# 以創意擇優對新聞進行可信度評價

# 基本假設
1. 可信度定義：1 ~ 5。
2. 每個使用者的評分都是理性的
3. 所有新聞被所有使用者評分
4. 所有評分被所有使用者評價

TODO 另寫一篇文章，來講解這裡的東西，用小論文的格式，放在readme

### 變數定義
變數名稱|中文|說明
:----|:----:|----
reporter|報導者|
news|新聞|
reader|讀者|
review|評分|對新聞打分數
reviewer|評分者|對新聞打分數的讀者
judge|評價|對評分打分數
judger|評價者|對評分打分數的讀者
score|分數|
weight|權重|即為可信度

### 產生測試資料

#### 引入套件及資料筆數

In [None]:
'''
初始化
'''
import pandas as pd
import numpy as np

num = {
    
    # 報導者人數
    'reporter' : 5,
    
    # 每個報導者生產新聞數
    'news_per_reporter' : 80,
    
    # 讀者人數
    'reader' : 20,
    
    # 讀者舊權重保留筆數
    'reader_pass_weight_window' : 10 
}

#### 分數範圍管理

In [None]:
class Scale:
    
    def __init__(self, min = 1, max = 10):
        self.min = min
        self.max = max
        self.mean = (min + max) / 2
        self.sigma = (self.max - self.mean) / 3
        
    def arange(self):
        return np.arange(self.min, self.max + 1)

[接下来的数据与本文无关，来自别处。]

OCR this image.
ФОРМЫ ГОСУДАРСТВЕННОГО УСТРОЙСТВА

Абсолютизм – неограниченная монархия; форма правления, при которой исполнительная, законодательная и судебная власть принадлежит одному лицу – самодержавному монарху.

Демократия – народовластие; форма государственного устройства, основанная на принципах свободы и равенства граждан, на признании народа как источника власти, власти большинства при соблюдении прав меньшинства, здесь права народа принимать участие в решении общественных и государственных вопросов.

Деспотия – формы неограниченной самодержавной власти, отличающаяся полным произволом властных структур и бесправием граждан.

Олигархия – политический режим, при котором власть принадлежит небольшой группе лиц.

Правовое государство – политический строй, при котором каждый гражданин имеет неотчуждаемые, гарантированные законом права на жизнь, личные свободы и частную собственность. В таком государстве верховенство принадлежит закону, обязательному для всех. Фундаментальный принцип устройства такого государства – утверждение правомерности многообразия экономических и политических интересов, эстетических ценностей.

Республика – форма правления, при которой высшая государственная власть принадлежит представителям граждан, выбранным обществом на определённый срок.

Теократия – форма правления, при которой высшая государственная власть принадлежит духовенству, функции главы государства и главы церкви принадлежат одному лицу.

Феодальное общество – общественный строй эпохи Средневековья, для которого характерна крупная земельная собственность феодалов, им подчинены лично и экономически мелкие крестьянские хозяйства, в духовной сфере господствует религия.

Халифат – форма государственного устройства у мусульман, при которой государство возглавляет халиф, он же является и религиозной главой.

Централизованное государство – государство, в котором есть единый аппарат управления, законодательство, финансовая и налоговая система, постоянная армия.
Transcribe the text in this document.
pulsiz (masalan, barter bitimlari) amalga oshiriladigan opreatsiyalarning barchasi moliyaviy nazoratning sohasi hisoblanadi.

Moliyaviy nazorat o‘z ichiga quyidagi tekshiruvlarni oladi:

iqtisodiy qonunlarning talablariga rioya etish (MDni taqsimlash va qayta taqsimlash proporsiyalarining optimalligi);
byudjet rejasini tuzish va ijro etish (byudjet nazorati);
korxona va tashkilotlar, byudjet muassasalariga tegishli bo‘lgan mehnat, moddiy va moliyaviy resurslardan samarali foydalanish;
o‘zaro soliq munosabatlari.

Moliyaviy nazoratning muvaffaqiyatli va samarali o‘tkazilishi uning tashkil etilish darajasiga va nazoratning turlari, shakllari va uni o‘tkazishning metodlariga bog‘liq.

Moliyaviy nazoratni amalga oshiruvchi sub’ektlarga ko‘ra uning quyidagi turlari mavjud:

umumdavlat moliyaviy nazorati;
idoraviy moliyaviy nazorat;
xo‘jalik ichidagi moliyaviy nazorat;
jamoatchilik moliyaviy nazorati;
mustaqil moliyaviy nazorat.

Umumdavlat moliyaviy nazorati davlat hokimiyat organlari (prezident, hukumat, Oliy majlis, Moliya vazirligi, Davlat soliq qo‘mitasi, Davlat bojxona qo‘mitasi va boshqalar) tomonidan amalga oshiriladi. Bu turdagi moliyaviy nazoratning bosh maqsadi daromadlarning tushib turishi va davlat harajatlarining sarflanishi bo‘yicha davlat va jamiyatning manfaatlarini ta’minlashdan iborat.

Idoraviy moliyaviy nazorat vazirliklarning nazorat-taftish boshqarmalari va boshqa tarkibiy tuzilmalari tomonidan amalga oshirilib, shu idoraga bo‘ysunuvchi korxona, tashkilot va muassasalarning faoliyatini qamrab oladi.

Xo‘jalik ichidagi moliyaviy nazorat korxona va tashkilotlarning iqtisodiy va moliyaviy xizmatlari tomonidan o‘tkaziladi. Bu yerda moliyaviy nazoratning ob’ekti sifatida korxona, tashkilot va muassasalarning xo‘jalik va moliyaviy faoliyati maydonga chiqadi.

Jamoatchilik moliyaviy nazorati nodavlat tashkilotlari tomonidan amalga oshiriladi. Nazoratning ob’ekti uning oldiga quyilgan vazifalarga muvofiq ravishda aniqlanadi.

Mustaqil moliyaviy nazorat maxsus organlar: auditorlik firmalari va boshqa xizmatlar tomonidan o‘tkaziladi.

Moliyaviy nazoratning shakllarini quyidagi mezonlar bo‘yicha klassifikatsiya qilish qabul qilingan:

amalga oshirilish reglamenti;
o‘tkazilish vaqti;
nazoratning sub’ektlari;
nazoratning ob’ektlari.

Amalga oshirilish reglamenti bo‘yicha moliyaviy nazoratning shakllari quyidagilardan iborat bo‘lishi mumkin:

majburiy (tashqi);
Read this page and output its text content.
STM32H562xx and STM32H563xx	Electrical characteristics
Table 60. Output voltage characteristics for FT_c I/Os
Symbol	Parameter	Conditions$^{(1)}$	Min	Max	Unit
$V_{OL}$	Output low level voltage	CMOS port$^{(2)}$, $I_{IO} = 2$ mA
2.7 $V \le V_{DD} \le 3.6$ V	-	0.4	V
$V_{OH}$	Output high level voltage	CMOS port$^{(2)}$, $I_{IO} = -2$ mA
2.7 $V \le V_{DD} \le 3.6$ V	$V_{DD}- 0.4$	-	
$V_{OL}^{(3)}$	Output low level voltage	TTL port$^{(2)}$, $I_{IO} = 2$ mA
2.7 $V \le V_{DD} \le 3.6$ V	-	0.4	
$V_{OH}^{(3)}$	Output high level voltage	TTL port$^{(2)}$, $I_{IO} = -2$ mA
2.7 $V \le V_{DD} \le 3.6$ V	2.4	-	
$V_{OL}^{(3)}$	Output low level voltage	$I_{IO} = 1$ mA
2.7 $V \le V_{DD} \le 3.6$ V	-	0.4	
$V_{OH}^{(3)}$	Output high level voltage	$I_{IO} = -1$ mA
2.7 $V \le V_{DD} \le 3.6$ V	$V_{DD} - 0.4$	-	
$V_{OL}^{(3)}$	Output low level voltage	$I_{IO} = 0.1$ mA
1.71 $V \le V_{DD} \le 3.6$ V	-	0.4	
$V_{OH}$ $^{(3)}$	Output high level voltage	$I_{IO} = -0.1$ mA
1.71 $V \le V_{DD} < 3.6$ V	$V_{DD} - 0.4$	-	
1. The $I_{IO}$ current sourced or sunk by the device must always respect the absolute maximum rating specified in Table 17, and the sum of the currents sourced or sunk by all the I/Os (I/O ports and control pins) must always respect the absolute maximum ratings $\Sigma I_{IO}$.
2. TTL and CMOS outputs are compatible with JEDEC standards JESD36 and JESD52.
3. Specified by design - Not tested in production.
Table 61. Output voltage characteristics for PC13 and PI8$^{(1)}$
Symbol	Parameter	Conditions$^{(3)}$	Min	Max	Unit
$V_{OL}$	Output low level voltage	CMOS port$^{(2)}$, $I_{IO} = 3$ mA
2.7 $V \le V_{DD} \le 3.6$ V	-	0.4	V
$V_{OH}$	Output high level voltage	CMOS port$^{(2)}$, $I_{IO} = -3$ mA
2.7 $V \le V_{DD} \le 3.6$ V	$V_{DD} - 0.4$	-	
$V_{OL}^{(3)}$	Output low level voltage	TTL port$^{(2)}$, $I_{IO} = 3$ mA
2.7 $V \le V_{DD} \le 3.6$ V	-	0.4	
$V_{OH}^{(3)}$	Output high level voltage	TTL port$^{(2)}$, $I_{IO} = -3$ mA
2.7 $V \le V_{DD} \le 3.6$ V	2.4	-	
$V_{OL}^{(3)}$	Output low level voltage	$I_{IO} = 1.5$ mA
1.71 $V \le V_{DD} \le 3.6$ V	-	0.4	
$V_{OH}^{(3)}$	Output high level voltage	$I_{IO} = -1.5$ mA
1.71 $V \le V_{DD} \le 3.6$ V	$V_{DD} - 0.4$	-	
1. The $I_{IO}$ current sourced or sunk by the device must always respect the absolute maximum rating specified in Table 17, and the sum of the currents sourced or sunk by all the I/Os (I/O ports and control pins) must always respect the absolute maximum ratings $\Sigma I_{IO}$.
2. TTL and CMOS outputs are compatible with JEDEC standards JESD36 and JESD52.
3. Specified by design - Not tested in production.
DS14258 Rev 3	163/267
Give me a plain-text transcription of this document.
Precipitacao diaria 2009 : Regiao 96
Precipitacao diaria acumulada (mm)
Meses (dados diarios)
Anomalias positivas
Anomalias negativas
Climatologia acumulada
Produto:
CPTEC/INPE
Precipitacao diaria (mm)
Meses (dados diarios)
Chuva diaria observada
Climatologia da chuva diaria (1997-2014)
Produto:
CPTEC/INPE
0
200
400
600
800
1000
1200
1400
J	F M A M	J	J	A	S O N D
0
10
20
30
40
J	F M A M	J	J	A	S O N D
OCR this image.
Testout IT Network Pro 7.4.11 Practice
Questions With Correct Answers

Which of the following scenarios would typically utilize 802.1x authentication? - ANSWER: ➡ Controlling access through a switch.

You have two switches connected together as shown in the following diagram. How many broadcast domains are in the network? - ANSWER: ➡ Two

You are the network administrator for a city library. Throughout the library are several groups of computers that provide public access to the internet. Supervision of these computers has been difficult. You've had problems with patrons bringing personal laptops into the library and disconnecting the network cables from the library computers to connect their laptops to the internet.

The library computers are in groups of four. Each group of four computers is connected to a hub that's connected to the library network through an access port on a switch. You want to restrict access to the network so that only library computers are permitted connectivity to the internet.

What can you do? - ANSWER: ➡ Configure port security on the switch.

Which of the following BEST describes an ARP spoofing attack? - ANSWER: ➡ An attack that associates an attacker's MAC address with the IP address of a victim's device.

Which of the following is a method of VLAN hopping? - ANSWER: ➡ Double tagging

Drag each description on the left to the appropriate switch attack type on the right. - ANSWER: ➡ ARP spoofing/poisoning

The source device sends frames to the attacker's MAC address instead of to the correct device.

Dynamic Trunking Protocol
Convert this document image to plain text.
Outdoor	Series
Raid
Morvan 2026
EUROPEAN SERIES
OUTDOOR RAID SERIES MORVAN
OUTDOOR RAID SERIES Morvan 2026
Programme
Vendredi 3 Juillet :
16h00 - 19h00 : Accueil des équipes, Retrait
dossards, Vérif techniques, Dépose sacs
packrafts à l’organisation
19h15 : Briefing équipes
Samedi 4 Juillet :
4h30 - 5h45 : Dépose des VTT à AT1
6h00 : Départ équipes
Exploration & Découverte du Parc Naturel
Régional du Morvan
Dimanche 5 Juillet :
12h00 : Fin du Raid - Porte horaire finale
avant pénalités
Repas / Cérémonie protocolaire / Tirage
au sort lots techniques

    def translateZ(self, z_score):
        translated = z_score * self.sigma + self.mean
        return max(min(translated, self.max), self.min)
    
scale = Scale()

#### Helper Functions

In [None]:
# 讓index做為id，並獨立存在同一欄內
def index_as_id(data_frame, suffix):
    
    data_frame[suffix + '_id'] = data_frame.index
    
    columns = data_frame.columns.tolist()
    columns = columns[-1:] + columns[:-1]
    data_frame = data_frame[columns]
    
    return data_frame

#### 讀者

In [None]:
def get_readers(num):
    readers = pd.DataFrame({
        'reader_id' : np.arange(num['reader'])
    })
    return readers

readers = get_readers(num)
readers.head()

#### 讀者權重管理

In [None]:
class ReaderWeightHolder:
    
    # 目前的權重
    weights = {}
    
    # 過去的權重
    past_weights = {}

    def __init__(self, readers, init_mean, reader_pass_weight_window = 10):
        self.readers = readers
        self.reader_pass_weight_window = reader_pass_weight_window
        self.init_mean = init_mean

        self.reset()

    def reset(self):
        self.past_weights = {reader_id: np.repeat(self.init_mean, self.reader_pass_weight_window).tolist() for reader_id in self.readers['reader_id']}
        self.weights = {reader_id: self.init_mean for reader_id in self.readers['reader_id']}

    def get(self, reader_id):
        return self.weights[reader_id]

    def inserts(self, new_weights):
        
        for reader_id, new_weight in new_weights.items():  
            self.past_weights[reader_id].pop(0)
            self.past_weights[reader_id].append(new_weight)
            # TODO 簡單平均數、加權平均數、做對事情，權重越高
            self.weights[reader_id] = sum(self.past_weights[reader_id]) / self.reader_pass_weight_window

    def print_weights(self):
        return pd.DataFrame.from_dict(reader_weight_holder.weights, orient = 'index', columns = ['weight']).rename_axis('user_id').head()
    
    def print_past_weights(self):
        return pd.DataFrame.from_dict(reader_weight_holder.past_weights, orient = 'index').rename_axis('user_id').head()

    def print_all(self):
        print(self.weights)
        print(self.past_weights)
        
reader_weight_holder = ReaderWeightHolder(readers, scale.mean, num['reader_pass_weight_window'])

In [None]:
reader_weight_holder.print_weights()

In [None]:
reader_weight_holder.print_past_weights()

#### 報導者

In [None]:
def get_reporters(num):
    
    # 常態分佈下的分數機率
    z_scores = np.random.randn(num['reporter'])
    
    # 換算成實際分數
    scores = [scale.translateZ(z_score) for z_score in z_scores]
    
    reporters = pd.DataFrame({
        'reporter_score': scores,
        'reporter_z_scores': z_scores
    })

    return index_as_id(reporters, 'reporter')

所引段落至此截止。